Miss Hoag, although grown to womanhood, before the day of the accident had never been on a railroad train. She had watched the cars go by from a buggy on numerous occasions at the cross roads and dreamed of the day when she might travel that way the same as other people. The time came Saturday. With an elder sister she went to Cleveland, returning home at night. When the brakeman called "Greenwich," unused to the ways of the railroad, she started for the door. The train was slackening in speed for a target and the sister thought nothing of her sister's haste, beyond her preparing herself for leaving the train.
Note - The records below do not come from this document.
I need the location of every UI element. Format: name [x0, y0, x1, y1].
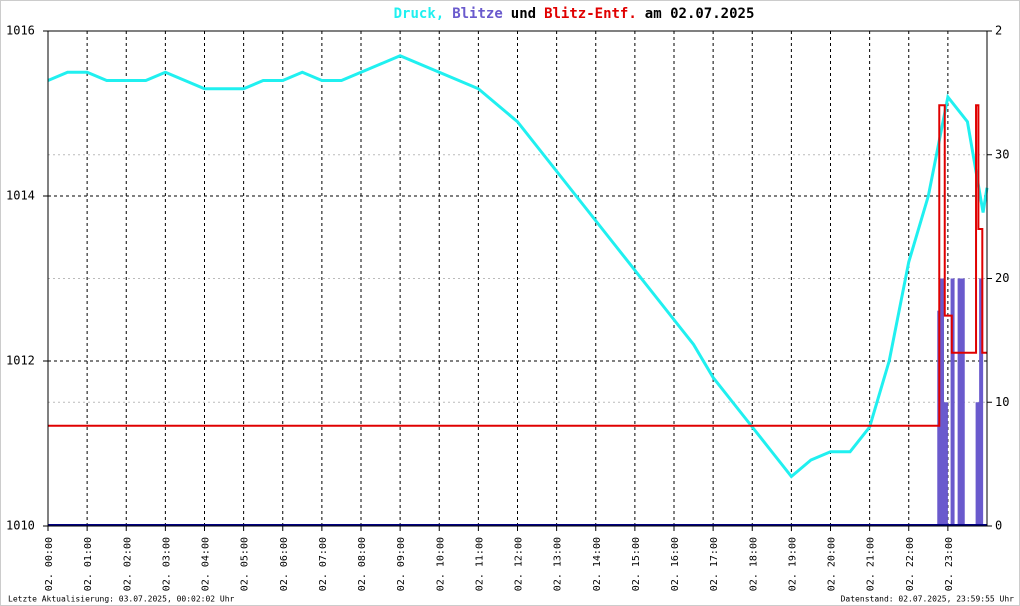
x-tick-label: 02. 12:00 — [514, 537, 525, 591]
x-tick-label: 02. 20:00 — [827, 537, 838, 591]
bar — [957, 278, 962, 526]
bar — [960, 278, 965, 526]
y-tick-label: 1010 — [6, 519, 35, 533]
x-tick-label: 02. 02:00 — [122, 537, 133, 591]
series-line — [47, 54, 989, 479]
bar — [950, 278, 955, 526]
title-part: Druck, — [394, 6, 445, 22]
footer-right: Datenstand: 02.07.2025, 23:59:55 Uhr — [841, 595, 1015, 604]
x-tick-label: 02. 09:00 — [396, 537, 407, 591]
series-line — [48, 104, 987, 427]
bar — [940, 278, 945, 526]
y-tick-label: 1016 — [6, 24, 35, 38]
y2-tick-label: 10 — [995, 395, 1009, 409]
x-tick-label: 02. 11:00 — [474, 537, 485, 591]
y2-tick-label: 30 — [995, 147, 1009, 161]
x-tick-label: 02. 03:00 — [161, 537, 172, 591]
x-tick-label: 02. 00:00 — [44, 537, 55, 591]
plot-border — [47, 30, 988, 527]
y-tick-label: 1012 — [6, 354, 35, 368]
x-tick-label: 02. 05:00 — [240, 537, 251, 591]
y3-tick-label: 2 — [995, 24, 1002, 38]
y2-tick-label: 0 — [995, 519, 1002, 533]
bar — [943, 402, 948, 526]
x-tick-label: 02. 18:00 — [748, 537, 759, 591]
x-tick-label: 02. 10:00 — [435, 537, 446, 591]
x-tick-label: 02. 04:00 — [201, 537, 212, 591]
title-part: am 02.07.2025 — [645, 6, 755, 22]
chart-title: Druck, Blitze und Blitz-Entf. am 02.07.2025 — [394, 6, 755, 22]
x-tick-label: 02. 01:00 — [83, 537, 94, 591]
x-tick-label: 02. 21:00 — [866, 537, 877, 591]
title-part: Blitze — [452, 6, 503, 22]
title-part: Blitz-Entf. — [544, 6, 637, 22]
bar — [975, 402, 980, 526]
x-tick-label: 02. 22:00 — [905, 537, 916, 591]
x-tick-label: 02. 08:00 — [357, 537, 368, 591]
x-tick-label: 02. 15:00 — [631, 537, 642, 591]
y-tick-label: 1014 — [6, 189, 35, 203]
x-tick-label: 02. 19:00 — [787, 537, 798, 591]
x-tick-label: 02. 23:00 — [944, 537, 955, 591]
y2-tick-label: 20 — [995, 271, 1009, 285]
x-tick-label: 02. 17:00 — [709, 537, 720, 591]
x-tick-label: 02. 14:00 — [592, 537, 603, 591]
footer-left: Letzte Aktualisierung: 03.07.2025, 00:02… — [8, 595, 235, 604]
title-part: und — [511, 6, 536, 22]
bar — [979, 278, 984, 526]
x-tick-label: 02. 16:00 — [670, 537, 681, 591]
x-tick-label: 02. 13:00 — [553, 537, 564, 591]
x-tick-label: 02. 06:00 — [279, 537, 290, 591]
x-tick-label: 02. 07:00 — [318, 537, 329, 591]
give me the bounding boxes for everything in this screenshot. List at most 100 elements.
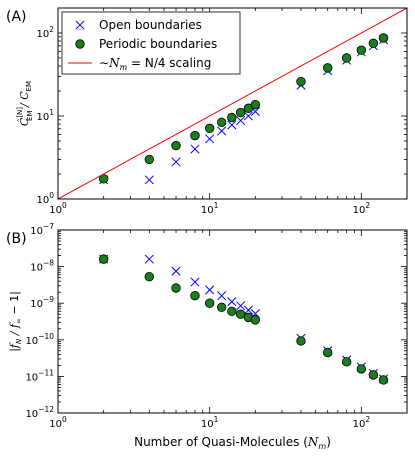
panel-b-series-open-point bbox=[190, 277, 200, 287]
panel-b-y-tick-label: 10−10 bbox=[25, 332, 54, 347]
panel-b-series-periodic bbox=[98, 254, 389, 385]
panel-a-x-tick-label-exponent: 0 bbox=[62, 201, 67, 210]
panel-b-y-axis-label-part: ∞ bbox=[15, 318, 23, 324]
panel-a-series-open-point-stroke bbox=[227, 120, 237, 130]
panel-a-series-open-point bbox=[171, 157, 181, 167]
panel-b-series-open-point bbox=[227, 297, 237, 307]
panel-b-series-periodic-point bbox=[144, 271, 155, 282]
legend: Open boundaries Periodic boundaries ∼Nm = … bbox=[61, 11, 241, 75]
panel-b-series-periodic-point bbox=[204, 298, 215, 308]
panel-a-y-tick-label: 100 bbox=[36, 191, 54, 206]
panel-a-y-tick-label-base: 10 bbox=[36, 195, 49, 206]
panel-b-y-tick-label-base: 10 bbox=[25, 409, 38, 420]
legend-frame bbox=[61, 11, 241, 75]
panel-a-y-axis-label-part: / C bbox=[18, 91, 31, 111]
panel-a-series-open-point-stroke bbox=[205, 134, 215, 144]
panel-b-y-tick-label-base: 10 bbox=[30, 263, 43, 274]
panel-a-series-open-point bbox=[243, 111, 253, 121]
panel-b-y-tick-label-exponent: −12 bbox=[38, 405, 54, 414]
panel-b-series-open-point bbox=[236, 301, 246, 311]
panel-b-series-periodic-point bbox=[98, 254, 109, 264]
panel-b-x-tick-label-base: 10 bbox=[201, 419, 214, 430]
panel-a-x-tick-label: 101 bbox=[201, 201, 219, 216]
panel-a-x-tick-label: 102 bbox=[353, 201, 371, 216]
panel-b-y-tick-label-exponent: −9 bbox=[43, 295, 54, 304]
panel-b-series-periodic-point bbox=[190, 291, 200, 301]
legend-entry-open: Open boundaries bbox=[75, 18, 202, 32]
panel-a-panel-label: (A) bbox=[6, 9, 27, 25]
panel-b-series-periodic-point bbox=[227, 306, 237, 317]
panel-b-series-periodic-point bbox=[378, 375, 389, 385]
panel-a-y-tick-label-base: 10 bbox=[36, 112, 49, 123]
panel-a-series-open-point bbox=[217, 126, 227, 136]
panel-b-series-group bbox=[98, 254, 389, 385]
panel-b-x-tick-label: 101 bbox=[201, 415, 219, 430]
panel-b-x-tick-label-base: 10 bbox=[353, 419, 366, 430]
legend-label: Periodic boundaries bbox=[99, 37, 217, 51]
panel-b-series-open-point-stroke bbox=[205, 285, 215, 295]
panel-a-series-periodic-point bbox=[296, 76, 306, 87]
panel-a-series-open-point bbox=[144, 175, 154, 185]
panel-a-series-periodic-point bbox=[322, 63, 333, 73]
panel-b-y-axis-label-part: / f bbox=[8, 322, 21, 339]
panel-a-series-open-point-stroke bbox=[236, 116, 246, 126]
panel-b-plot-frame bbox=[57, 229, 408, 414]
legend-entry-scaling: ∼Nm = N/4 scaling bbox=[68, 56, 211, 72]
panel-b-x-tick-label-base: 10 bbox=[49, 419, 62, 430]
panel-a-series-periodic-point bbox=[356, 45, 367, 55]
panel-a-y-axis-label: Ĉ[N] EM / CEM bbox=[16, 81, 34, 126]
panel-a-series-open-point-stroke bbox=[190, 144, 200, 154]
panel-b-y-tick-label-exponent: −7 bbox=[43, 222, 54, 231]
panel-b-series-periodic-point bbox=[341, 357, 352, 367]
panel-a-series-periodic-point bbox=[235, 107, 246, 118]
panel-b-series-periodic-point bbox=[171, 283, 181, 293]
panel-b-y-tick-label-exponent: −11 bbox=[38, 368, 54, 377]
panel-a-series-periodic-point bbox=[144, 154, 155, 165]
panel-a-y-axis-label-part: Ĉ bbox=[17, 117, 31, 126]
panel-b-series-open-point bbox=[144, 254, 154, 264]
panel-a-series-periodic-point bbox=[204, 123, 215, 134]
panel-b-y-tick-label-base: 10 bbox=[25, 336, 38, 347]
panel-b-x-axis: 100 101 102 bbox=[49, 230, 408, 430]
panel-b-y-tick-label: 10−8 bbox=[30, 259, 54, 274]
panel-b-series-open-point bbox=[171, 266, 181, 276]
panel-a-series-group bbox=[58, 8, 407, 199]
panel-a-x-tick-label-base: 10 bbox=[49, 205, 62, 216]
panel-a-x-axis: 100 101 102 bbox=[49, 8, 408, 216]
panel-b-x-tick-label: 102 bbox=[353, 415, 371, 430]
legend-label-part: m bbox=[120, 63, 128, 72]
panel-b-series-open-point-stroke bbox=[227, 297, 237, 307]
panel-b-y-tick-label: 10−11 bbox=[25, 368, 54, 383]
panel-b-y-tick-label-exponent: −8 bbox=[43, 259, 54, 268]
panel-b-series-periodic-point bbox=[216, 302, 227, 313]
legend-entry-periodic: Periodic boundaries bbox=[75, 37, 217, 51]
panel-b-series-open-point-stroke bbox=[217, 291, 227, 301]
panel-b-x-tick-label-exponent: 1 bbox=[214, 415, 219, 424]
panel-b-series-periodic-point bbox=[356, 364, 367, 374]
panel-a-series-open-point-stroke bbox=[144, 175, 154, 185]
legend-label: Open boundaries bbox=[99, 18, 202, 32]
panel-a-y-tick-label-base: 10 bbox=[36, 29, 49, 40]
panel-a-series-periodic-point bbox=[171, 140, 181, 151]
panel-b-x-tick-label-exponent: 2 bbox=[365, 415, 370, 424]
panel-b-series-periodic-point bbox=[322, 347, 333, 358]
panel-a-series-periodic-point bbox=[227, 112, 237, 123]
panel-b: 100 101 10210−1210−1110−1010−910−810−7(B)|… bbox=[6, 222, 408, 451]
panel-a-x-tick-label-base: 10 bbox=[201, 205, 214, 216]
panel-a-series-open-point bbox=[190, 144, 200, 154]
panel-b-panel-label: (B) bbox=[6, 231, 27, 247]
panel-b-series-open-point bbox=[205, 285, 215, 295]
panel-b-x-tick-label-exponent: 0 bbox=[62, 415, 67, 424]
panel-a-y-axis-label-part: EM bbox=[25, 81, 33, 91]
panel-b-y-axis-label-part: |f bbox=[8, 342, 22, 352]
panel-a-series-open-point-stroke bbox=[243, 111, 253, 121]
panel-a-y-tick-label: 101 bbox=[36, 108, 54, 123]
legend-swatch-marker bbox=[75, 20, 85, 30]
panel-a-series-periodic-point bbox=[190, 130, 200, 141]
panel-a-y-axis-label-part: [N] bbox=[16, 107, 24, 118]
panel-a-y-tick-label-exponent: 2 bbox=[49, 25, 54, 34]
panel-a-series-periodic-point bbox=[368, 38, 379, 49]
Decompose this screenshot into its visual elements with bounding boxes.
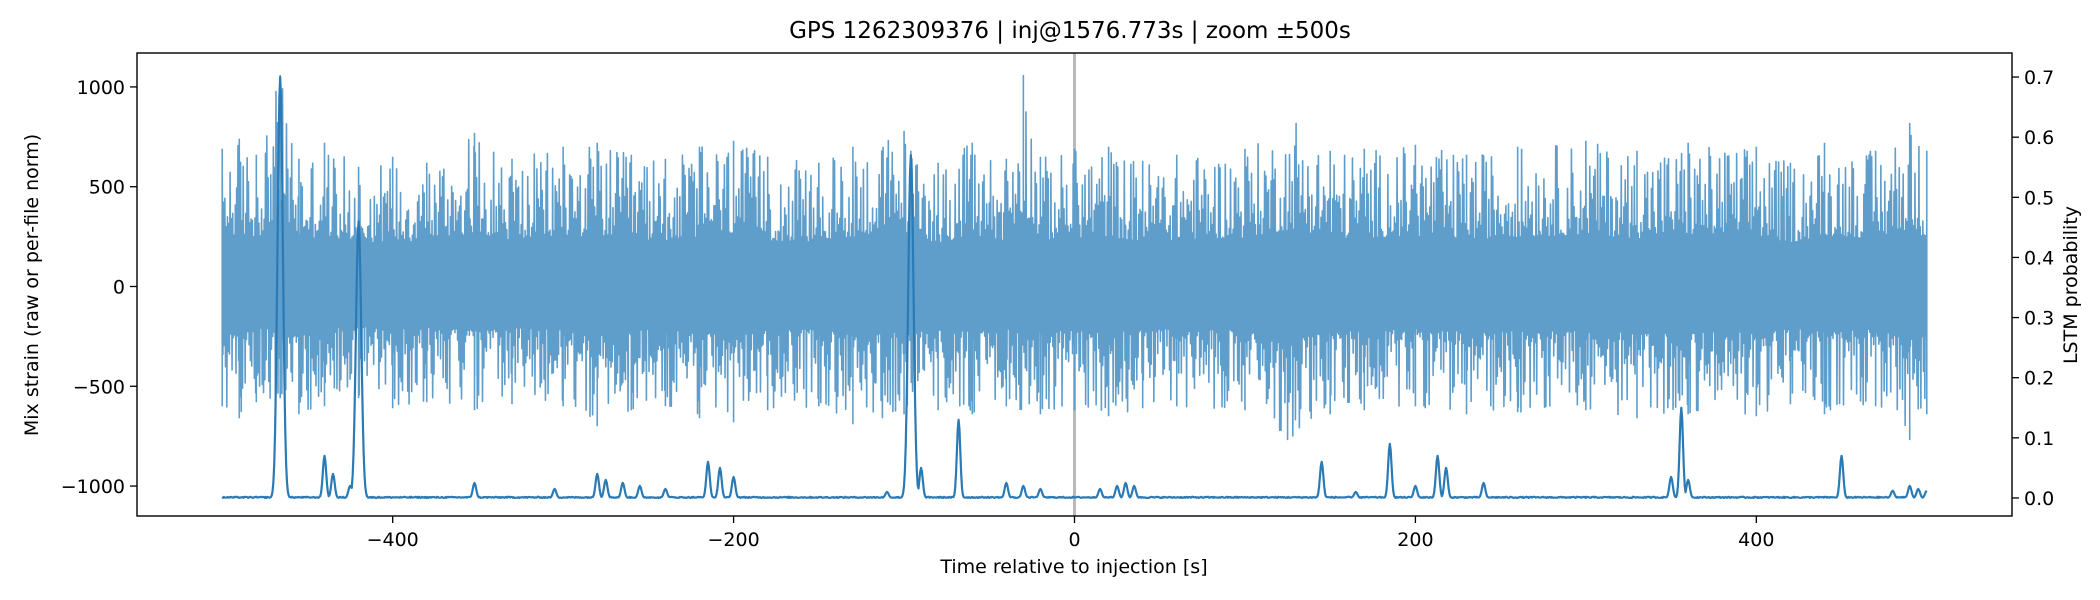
y-left-tick-label: 0 [113, 276, 125, 298]
y-right-tick-label: 0.2 [2024, 368, 2054, 390]
x-tick-label: 400 [1738, 529, 1774, 551]
x-axis: −400 −200 0 200 400 [367, 516, 1774, 551]
x-tick-label: −200 [707, 529, 759, 551]
y-right-tick-label: 0.0 [2024, 488, 2054, 510]
chart-title: GPS 1262309376 | inj@1576.773s | zoom ±5… [789, 18, 1351, 44]
strain-line [221, 74, 1928, 441]
probability-line [221, 75, 1928, 500]
y-axis-left-label: Mix strain (raw or per-file norm) [21, 134, 43, 436]
y-left-tick-label: −1000 [61, 476, 125, 498]
y-left-tick-label: −500 [73, 376, 125, 398]
x-axis-label: Time relative to injection [s] [939, 556, 1207, 578]
x-tick-label: −400 [367, 529, 419, 551]
y-axis-right-label: LSTM probability [2060, 206, 2082, 364]
y-left-tick-label: 500 [89, 177, 125, 199]
y-axis-right: 0.0 0.1 0.2 0.3 0.4 0.5 0.6 0.7 [2012, 67, 2054, 510]
y-right-tick-label: 0.7 [2024, 67, 2054, 89]
x-tick-label: 200 [1397, 529, 1433, 551]
y-right-tick-label: 0.5 [2024, 187, 2054, 209]
y-axis-left: −1000 −500 0 500 1000 [61, 77, 137, 498]
y-right-tick-label: 0.1 [2024, 428, 2054, 450]
plot-area [221, 53, 1928, 516]
y-right-tick-label: 0.6 [2024, 127, 2054, 149]
y-right-tick-label: 0.3 [2024, 308, 2054, 330]
x-tick-label: 0 [1068, 529, 1080, 551]
y-right-tick-label: 0.4 [2024, 247, 2054, 269]
probability-series [221, 75, 1928, 500]
y-left-tick-label: 1000 [77, 77, 125, 99]
strain-series [221, 74, 1928, 441]
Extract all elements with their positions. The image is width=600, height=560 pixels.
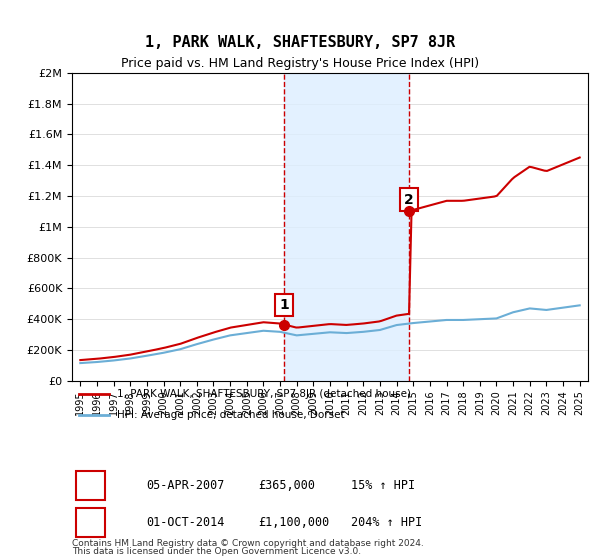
Text: 1: 1 xyxy=(280,298,289,312)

When the young girl reached the platform she continued her efforts to leave the train and without the least fear stepped off into the darkness. She struck the roadbed and then plunged with terrific force, down a thirty-five foot embankment, striking against a fence.
Milton Laylin dead
Milton Laylin, one of Norwalk's oldest in habitants died this morning at 10:10 o'clock at his home, No. 68 Milan Street, after a lingering illness.
Mr. Laylin was 78 years old last March and has spent practically all of his life in this city and vicinity. He leaves a wife and one son, Geo. Laylin.
Jake Krieger has moved what remains of his stock of groceries into the basement of the Stewart block on Seminary Street and is fitting up the ground floor room for an office and sample room.
He will conduct a general brokerage business, handling by sample the product of several large manufacturers and jobbers. He will not handle the goods as a wholesaler but will solicit and fill orders from the factory.
Daniel Campbell, husband of the woman who went suddenly and violently insane on a Nickel Plate train last Friday, arrived in the city yesterday and was recognized by his wife who had recovered almost wholly her mental powers. It is needless to say the poor woman and children were overjoyed to see the husband and father.
The trip to Scotland was abandoned and the family left this noon on the electric car for Bellevue where they took the Nickel Plate train for home in Wyoming.
Met on bridge
The L.S. electric car due in Norwalk at 3 o'clock met the C.E. & W. east bound car on the East Main Street bridge and a dispute ensued concerning the right of way.
Neither crew would back up and some of the passengers got off and walked into town.
About twenty minutes later the C.E. & W. car backed down to the Y and there the trouble ended.